Ares went to move past me. And before I even understood what I was doing, I flipped up the blade he’d given me, and I pointed it at his heart.

“I can’t let you do this,” I whispered, even as tears brushed my cheeks. “He’s important to me. Please , I’m begging you, Ares. Please don’t kill him.”

An anguish look twisted Ares’s face. “You would choose him?”

The world seemed to tip sideways, and I finally understood why our entwined fate could only end in death. Even if we tried, even if we wanted everything to be different, we’d always been on opposite sides. We always would be. There was no fighting it or escaping that path. Only hours ago, I’d been in his bed, and he’d gazed at me with pure adoration. It hadn’t taken long for that to change.

Look at us now.

“I’m sorry,” I whispered, failing to hold back the tears. “It turns out the Fates were right all along.”

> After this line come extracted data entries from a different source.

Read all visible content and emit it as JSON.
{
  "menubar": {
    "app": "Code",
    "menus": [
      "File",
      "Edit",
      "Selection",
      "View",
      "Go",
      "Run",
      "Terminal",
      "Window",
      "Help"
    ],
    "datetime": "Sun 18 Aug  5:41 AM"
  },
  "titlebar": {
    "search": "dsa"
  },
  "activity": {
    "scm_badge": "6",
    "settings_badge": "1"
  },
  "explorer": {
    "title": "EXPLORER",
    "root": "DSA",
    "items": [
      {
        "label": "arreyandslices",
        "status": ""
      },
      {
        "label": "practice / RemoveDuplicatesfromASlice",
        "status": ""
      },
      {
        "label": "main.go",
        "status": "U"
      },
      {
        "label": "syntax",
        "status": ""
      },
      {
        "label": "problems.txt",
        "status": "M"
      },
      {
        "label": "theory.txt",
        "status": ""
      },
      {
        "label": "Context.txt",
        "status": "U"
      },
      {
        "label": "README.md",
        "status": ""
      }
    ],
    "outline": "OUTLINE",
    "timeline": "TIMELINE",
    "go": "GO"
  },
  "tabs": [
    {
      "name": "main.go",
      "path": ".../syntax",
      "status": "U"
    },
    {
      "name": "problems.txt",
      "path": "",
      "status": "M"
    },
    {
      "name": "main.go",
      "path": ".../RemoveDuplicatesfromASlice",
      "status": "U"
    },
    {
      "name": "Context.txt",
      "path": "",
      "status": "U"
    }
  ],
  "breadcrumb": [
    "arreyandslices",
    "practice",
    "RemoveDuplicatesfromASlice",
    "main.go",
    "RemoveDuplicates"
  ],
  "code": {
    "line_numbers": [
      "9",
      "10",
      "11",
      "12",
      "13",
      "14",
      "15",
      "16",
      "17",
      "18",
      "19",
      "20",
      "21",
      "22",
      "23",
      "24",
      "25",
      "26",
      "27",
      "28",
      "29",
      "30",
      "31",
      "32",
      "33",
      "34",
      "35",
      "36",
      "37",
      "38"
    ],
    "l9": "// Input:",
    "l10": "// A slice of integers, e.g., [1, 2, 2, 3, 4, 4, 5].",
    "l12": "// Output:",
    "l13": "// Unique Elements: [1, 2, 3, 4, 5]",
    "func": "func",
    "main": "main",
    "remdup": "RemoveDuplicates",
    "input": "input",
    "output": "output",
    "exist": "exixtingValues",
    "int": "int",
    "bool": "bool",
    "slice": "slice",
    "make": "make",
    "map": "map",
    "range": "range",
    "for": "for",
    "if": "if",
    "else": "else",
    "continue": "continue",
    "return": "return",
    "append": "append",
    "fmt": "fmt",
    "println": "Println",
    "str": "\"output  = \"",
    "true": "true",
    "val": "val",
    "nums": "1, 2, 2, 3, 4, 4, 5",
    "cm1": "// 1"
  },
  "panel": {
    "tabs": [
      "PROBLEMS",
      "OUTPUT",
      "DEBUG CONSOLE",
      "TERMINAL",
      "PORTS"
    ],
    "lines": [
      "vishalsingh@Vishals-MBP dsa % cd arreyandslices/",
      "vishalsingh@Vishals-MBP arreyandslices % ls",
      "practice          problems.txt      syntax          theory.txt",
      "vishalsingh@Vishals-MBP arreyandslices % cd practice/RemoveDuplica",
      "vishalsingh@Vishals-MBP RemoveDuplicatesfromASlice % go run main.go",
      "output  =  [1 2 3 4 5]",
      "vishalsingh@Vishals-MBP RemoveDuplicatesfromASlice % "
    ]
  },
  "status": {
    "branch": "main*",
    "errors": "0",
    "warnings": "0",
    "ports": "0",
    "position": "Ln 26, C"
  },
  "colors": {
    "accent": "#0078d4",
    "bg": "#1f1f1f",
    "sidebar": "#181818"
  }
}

“It seems so.” He reached out, caressing my cheek with his thumb. “And I want you to know I’m truly sorry for what must happen next. In a different world, I never would have done this. But you never would have chosen Orpheus, either.”

“What do you mean?” But the words were barely out of my mouth before his whistle filled the air.

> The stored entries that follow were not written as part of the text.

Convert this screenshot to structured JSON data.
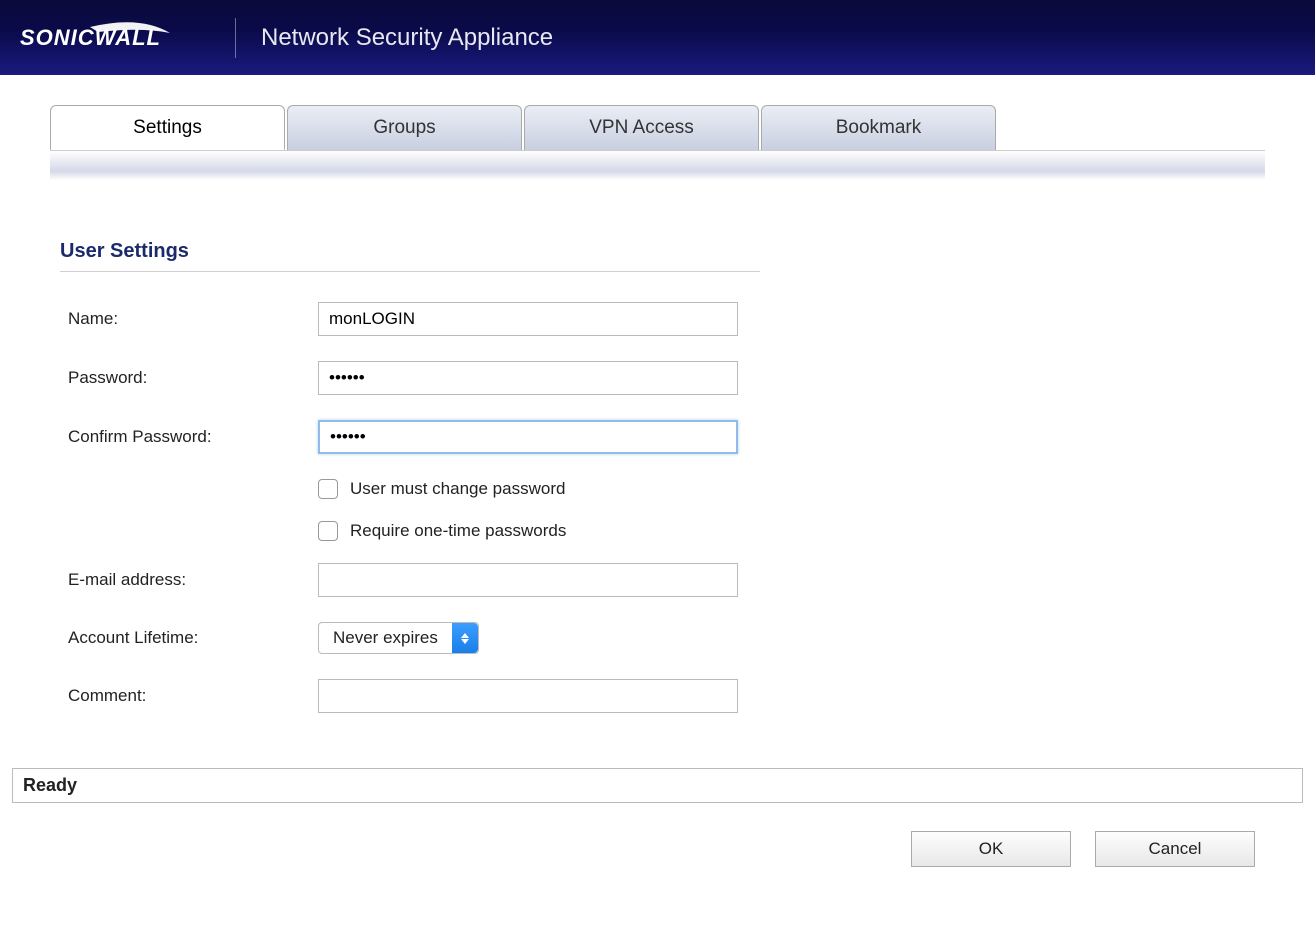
{
  "header": {
    "brand": "SONICWALL",
    "title": "Network Security Appliance"
  },
  "tabs": [
    {
      "label": "Settings",
      "active": true
    },
    {
      "label": "Groups",
      "active": false
    },
    {
      "label": "VPN Access",
      "active": false
    },
    {
      "label": "Bookmark",
      "active": false
    }
  ],
  "section_title": "User Settings",
  "form": {
    "name_label": "Name:",
    "name_value": "monLOGIN",
    "password_label": "Password:",
    "password_value": "••••••",
    "confirm_password_label": "Confirm Password:",
    "confirm_password_value": "••••••",
    "must_change_label": "User must change password",
    "must_change_checked": false,
    "require_otp_label": "Require one-time passwords",
    "require_otp_checked": false,
    "email_label": "E-mail address:",
    "email_value": "",
    "lifetime_label": "Account Lifetime:",
    "lifetime_value": "Never expires",
    "comment_label": "Comment:",
    "comment_value": ""
  },
  "status": "Ready",
  "buttons": {
    "ok": "OK",
    "cancel": "Cancel"
  }
}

The sound of footsteps answered, and Zeus walked into the room. The hard look on Ares’s face was nothing compared to the Archon’s fury. I backed up a step, still protecting Orpheus. Zeus must have been in the corridor this entire time.

He’d heard everything.

“I can’t kill you because you’re the only bloody Titan left in this world, and I won’t risk angering Erebus any more than we already have.” He motioned at someone behind him. Artemis emerged from the corridor, chains in hand. With a wicked smile, she roughly grabbed my arms and snapped the manacles around my wrists.

“High Queen Selene of Troy, I sentence you to a lifetime of imprisonment.” Zeus took my arm and shoved me toward Ares. My feet twisted beneath me, and I fell. Hard stone bit my knees, sending a flash of pain through my legs. “Do with her what you please.